By: Margaret Brown
WHOEVER COINED the phrase “stop the world I want to get off” tapped in to a sentiment felt increasingly by those caught up in the 21st century rat race.
When daily life crowds in and all becomes a little too much, time is in short supply and patience at a premium, it may help to take a long hard look at what really matters. Some people find refuge in music, others seek somewhere away from the constant noise of everyday life – perhaps in a park or in the peace of the countryside, where age old rhythms still hold fast even in the presence of global change.
Many years ago, when work and the excitement of daily living left no room for God, my one link with Christianity was C of E given as my religion on joining the W.A.A.F. No doubt to facilitate the proper disposal of my remains should I get in the way of a stray doodle-bug or other enemy hardware: or those of some unfortunate aircrew member, who ‘bought it’ in the line of duty and a burial party of the correct faith was needed to slow-march the coffin to its resting place.
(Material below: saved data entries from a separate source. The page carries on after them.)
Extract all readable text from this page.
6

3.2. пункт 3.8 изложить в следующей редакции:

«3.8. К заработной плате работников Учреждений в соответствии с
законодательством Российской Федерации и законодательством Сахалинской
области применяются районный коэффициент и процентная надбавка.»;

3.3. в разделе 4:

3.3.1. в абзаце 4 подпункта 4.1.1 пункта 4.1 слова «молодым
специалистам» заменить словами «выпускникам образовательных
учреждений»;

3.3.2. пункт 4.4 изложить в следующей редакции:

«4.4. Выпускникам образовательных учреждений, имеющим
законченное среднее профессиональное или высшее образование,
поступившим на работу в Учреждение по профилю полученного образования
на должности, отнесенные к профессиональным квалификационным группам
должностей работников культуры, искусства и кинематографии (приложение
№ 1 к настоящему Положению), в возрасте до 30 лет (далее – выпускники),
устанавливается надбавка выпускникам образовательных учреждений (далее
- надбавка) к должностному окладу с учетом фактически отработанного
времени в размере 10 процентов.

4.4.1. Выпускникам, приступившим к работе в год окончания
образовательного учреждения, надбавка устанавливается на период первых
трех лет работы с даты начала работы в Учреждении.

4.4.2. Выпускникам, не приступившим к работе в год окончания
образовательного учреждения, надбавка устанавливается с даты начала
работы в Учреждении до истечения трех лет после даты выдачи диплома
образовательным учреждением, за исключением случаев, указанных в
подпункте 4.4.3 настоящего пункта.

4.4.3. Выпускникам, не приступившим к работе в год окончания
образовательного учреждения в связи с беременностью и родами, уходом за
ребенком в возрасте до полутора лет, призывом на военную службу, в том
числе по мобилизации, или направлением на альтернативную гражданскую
Nevertheless, on many occasions, when on a day pass, I was drawn to some cathedral or church in whatever town or city I happened to be in: stepping from this life into the accumulated centuries of worship absorbed by the ancient stones, softly lit through coloured windows that diffused the sunbeams or brightened a rainy day. A blessed place to sit without thinking, breathe in the silence and exhale all that was alien and discordant.
Perhaps God was there amid the odour of sanctity, quietly working with what was at his disposal in my uncommitted soul: because always, when I left through the door by which I had entered, I felt changed for the better.